Why is it hard to extend the Feynman Checkerboard to more than 1+1 dimensions?
Dear mtrencseni, the very page you quoted has an answer in the very following sentences:
Two distinct classes of extensions exist, those working with a fixed underlying lattice (19,20) and those that embed the two dimensional case in higher dimension (21,22). The advantage of the former is that the sum-over-paths is closer to the non-relativistic case, however the simple picture of a single directionally independent speed of light is lost. In the latter extensions the fixed speed property is maintained at the expense of variable directions at each step.
There is clearly no reason why similar mathematical curiosities should exist in higher dimensions. Nevertheless people tried to find a higher-dimensional counter along two different competing lines. Both of them remain highly inconclusive, to put it very generously.
The most obvious reason why the Feynman checkerboard is hard in higher dimensions is that the Dirac equation has many components and the individual spinor components cannot associated with any simple discrete properties of a lattice, such as the direction where the particle moves in the first step. The fact that the geometry of direction on a line is so simple is the reason why the Feynman checkerboard in 1+1 dimensions, and only in 1+1 dimensions, may be used as a bookkeeping device for the helicity components etc.
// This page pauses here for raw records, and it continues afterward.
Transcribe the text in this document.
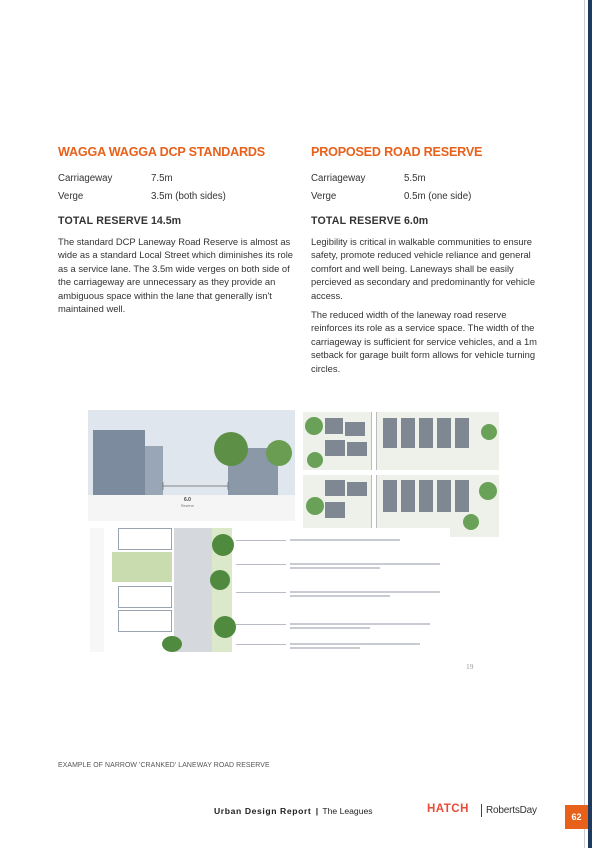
WAGGA WAGGA DCP STANDARDS
Carriageway	7.5m
Verge	3.5m (both sides)
TOTAL RESERVE 14.5m

The standard DCP Laneway Road Reserve is almost as wide as a standard Local Street which diminishes its role as a service lane. The 3.5m wide verges on both side of the carriageway are unnecessary as they provide an ambiguous space within the lane that generally isn't maintained well.

PROPOSED ROAD RESERVE
Carriageway	5.5m
Verge	0.5m (one side)
TOTAL RESERVE 6.0m

Legibility is critical in walkable communities to ensure safety, promote reduced vehicle reliance and general comfort and well being. Laneways shall be easily percieved as secondary and predominantly for vehicle access.

The reduced width of the laneway road reserve reinforces its role as a service space. The width of the carriageway is sufficient for service vehicles, and a 1m setback for garage built form allows for vehicle turning circles.

6.0
Reserve
19
EXAMPLE OF NARROW 'CRANKED' LANEWAY ROAD RESERVE
Urban Design Report | The Leagues	HATCH RobertsDay
62
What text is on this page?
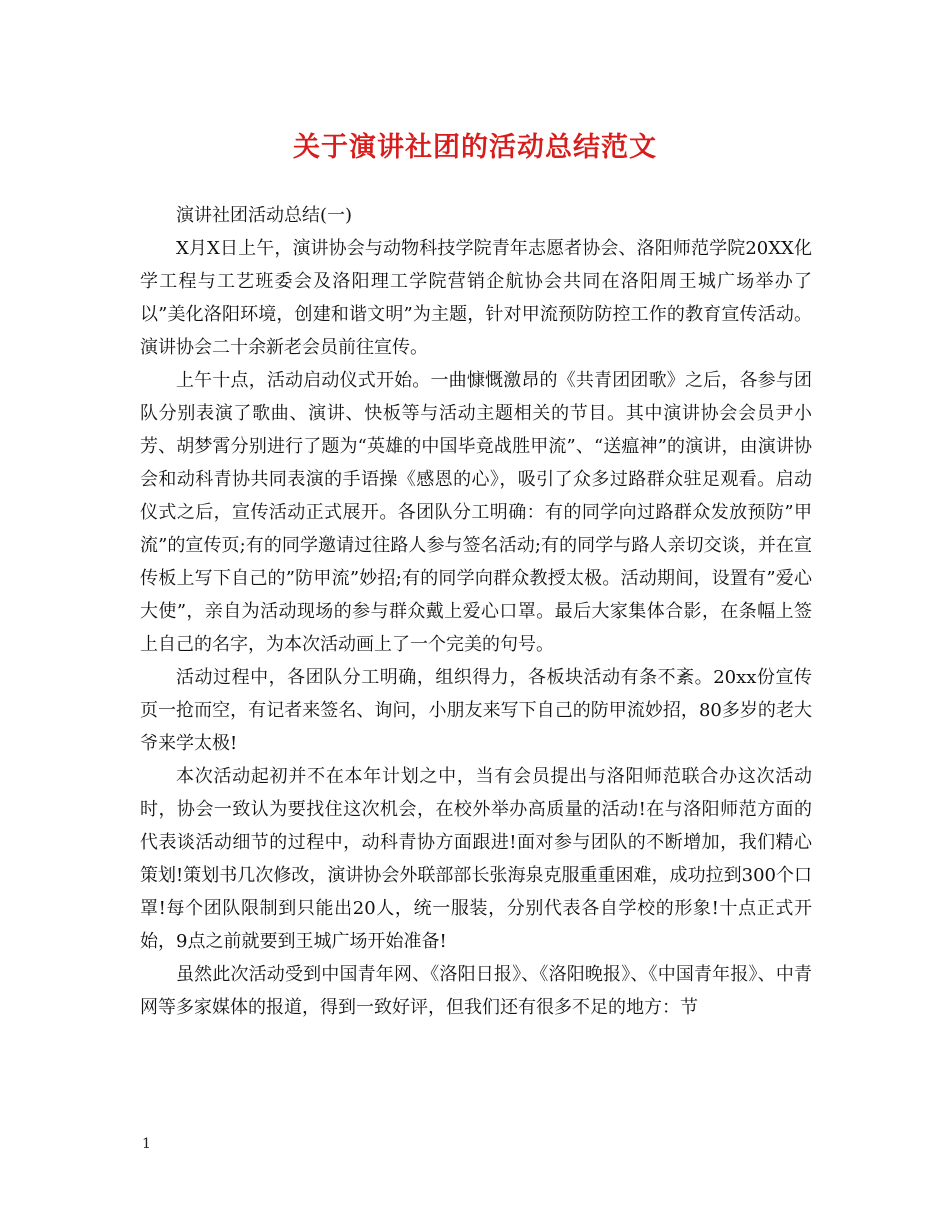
关于演讲社团的活动总结范文

演讲社团活动总结(一)

X月X日上午，演讲协会与动物科技学院青年志愿者协会、洛阳师范学院20XX化学工程与工艺班委会及洛阳理工学院营销企航协会共同在洛阳周王城广场举办了以”美化洛阳环境，创建和谐文明”为主题，针对甲流预防防控工作的教育宣传活动。演讲协会二十余新老会员前往宣传。

上午十点，活动启动仪式开始。一曲慷慨激昂的《共青团团歌》之后，各参与团队分别表演了歌曲、演讲、快板等与活动主题相关的节目。其中演讲协会会员尹小芳、胡梦霄分别进行了题为“英雄的中国毕竟战胜甲流”、“送瘟神”的演讲，由演讲协会和动科青协共同表演的手语操《感恩的心》，吸引了众多过路群众驻足观看。启动仪式之后，宣传活动正式展开。各团队分工明确：有的同学向过路群众发放预防”甲流”的宣传页;有的同学邀请过往路人参与签名活动;有的同学与路人亲切交谈，并在宣传板上写下自己的”防甲流”妙招;有的同学向群众教授太极。活动期间，设置有”爱心大使”，亲自为活动现场的参与群众戴上爱心口罩。最后大家集体合影，在条幅上签上自己的名字，为本次活动画上了一个完美的句号。

活动过程中，各团队分工明确，组织得力，各板块活动有条不紊。20xx份宣传页一抢而空，有记者来签名、询问，小朋友来写下自己的防甲流妙招，80多岁的老大爷来学太极!

本次活动起初并不在本年计划之中，当有会员提出与洛阳师范联合办这次活动时，协会一致认为要找住这次机会，在校外举办高质量的活动!在与洛阳师范方面的代表谈活动细节的过程中，动科青协方面跟进!面对参与团队的不断增加，我们精心策划!策划书几次修改，演讲协会外联部部长张海泉克服重重困难，成功拉到300个口罩!每个团队限制到只能出20人，统一服装，分别代表各自学校的形象!十点正式开始，9点之前就要到王城广场开始准备!

虽然此次活动受到中国青年网、《洛阳日报》、《洛阳晚报》、《中国青年报》、中青网等多家媒体的报道，得到一致好评，但我们还有很多不足的地方：节

1
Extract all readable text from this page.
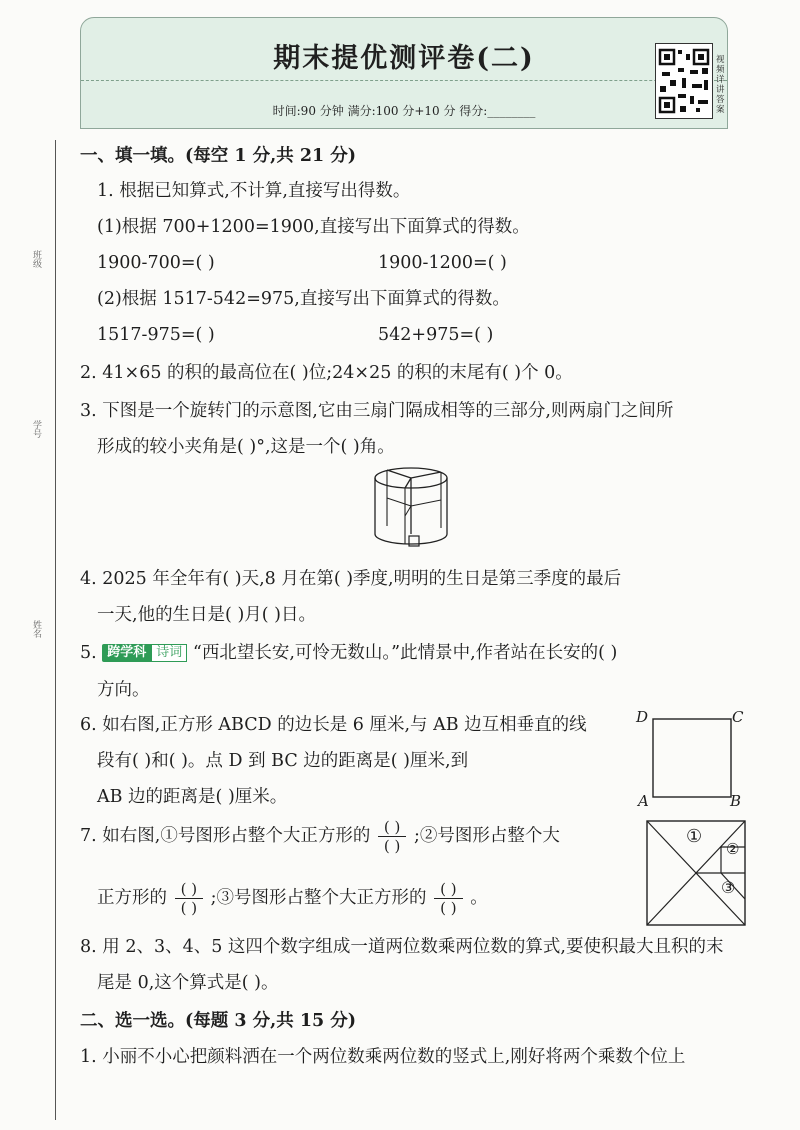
班级
姓名
学号
期末提优测评卷(二)
时间:90 分钟 满分:100 分+10 分 得分:________
视频详讲答案
一、填一填。(每空 1 分,共 21 分)
1. 根据已知算式,不计算,直接写出得数。
(1)根据 700+1200=1900,直接写出下面算式的得数。
1900-700=( )	1900-1200=( )
(2)根据 1517-542=975,直接写出下面算式的得数。
1517-975=( )	542+975=( )
2. 41×65 的积的最高位在( )位;24×25 的积的末尾有( )个 0。
3. 下图是一个旋转门的示意图,它由三扇门隔成相等的三部分,则两扇门之间所
形成的较小夹角是( )°,这是一个( )角。
4. 2025 年全年有( )天,8 月在第( )季度,明明的生日是第三季度的最后
一天,他的生日是( )月( )日。
5. 跨学科 诗词 “西北望长安,可怜无数山。”此情景中,作者站在长安的( )
方向。
6. 如右图,正方形 ABCD 的边长是 6 厘米,与 AB 边互相垂直的线
段有( )和( )。点 D 到 BC 边的距离是( )厘米,到
AB 边的距离是( )厘米。
D	C
A	B
7. 如右图,①号图形占整个大正方形的 $\frac{( )}{( )}$ ;②号图形占整个大
正方形的 $\frac{( )}{( )}$ ;③号图形占整个大正方形的 $\frac{( )}{( )}$ 。
①
②
③
8. 用 2、3、4、5 这四个数字组成一道两位数乘两位数的算式,要使积最大且积的末
尾是 0,这个算式是( )。
二、选一选。(每题 3 分,共 15 分)
1. 小丽不小心把颜料洒在一个两位数乘两位数的竖式上,刚好将两个乘数个位上
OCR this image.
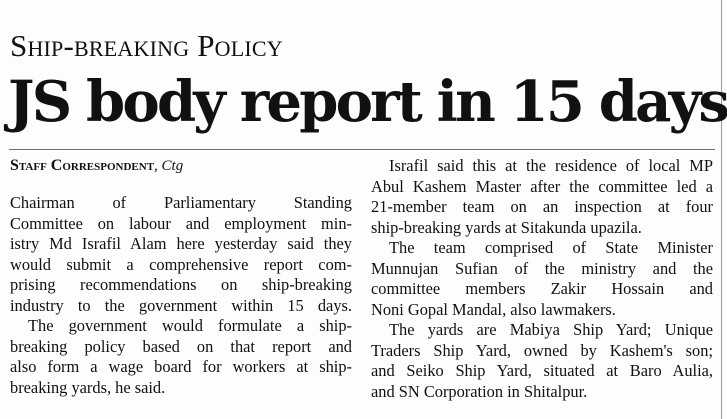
Ship-breaking Policy
JS body report in 15 days
Staff Correspondent, Ctg
Chairman of Parliamentary Standing
Committee on labour and employment min-
istry Md Israfil Alam here yesterday said they
would submit a comprehensive report com-
prising recommendations on ship-breaking
industry to the government within 15 days.
The government would formulate a ship-
breaking policy based on that report and
also form a wage board for workers at ship-
breaking yards, he said.
Israfil said this at the residence of local MP
Abul Kashem Master after the committee led a
21-member team on an inspection at four
ship-breaking yards at Sitakunda upazila.
The team comprised of State Minister
Munnujan Sufian of the ministry and the
committee members Zakir Hossain and
Noni Gopal Mandal, also lawmakers.
The yards are Mabiya Ship Yard; Unique
Traders Ship Yard, owned by Kashem's son;
and Seiko Ship Yard, situated at Baro Aulia,
and SN Corporation in Shitalpur.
Also, the higher-dimensional lattices don't include lines that move "exactly by the speed of light" (45 degrees) in generic directions. That's also different from 1+1 dimensions where the Southwest and Southeast directions are the only two light-like directions. This simple fact makes it hard to obtain a relativistic theory from a particle moving on a lattice.
There's an interesting paper on the subject, written at a lower level than some, on my website here.
It notes that there are issues with the particle in 3 dimensions apparently being superluminal with a speed of at least $\sqrt{3}\;c$.
In 1+1 dimensional spacetime you can split the operator $d^{2}/dt^{2} - d^{2}/dx^{2}$ in a very simple way into a product: $(d/dt - d/dx)(d/dt + d/dx)$. This is not possible in higher dimensions.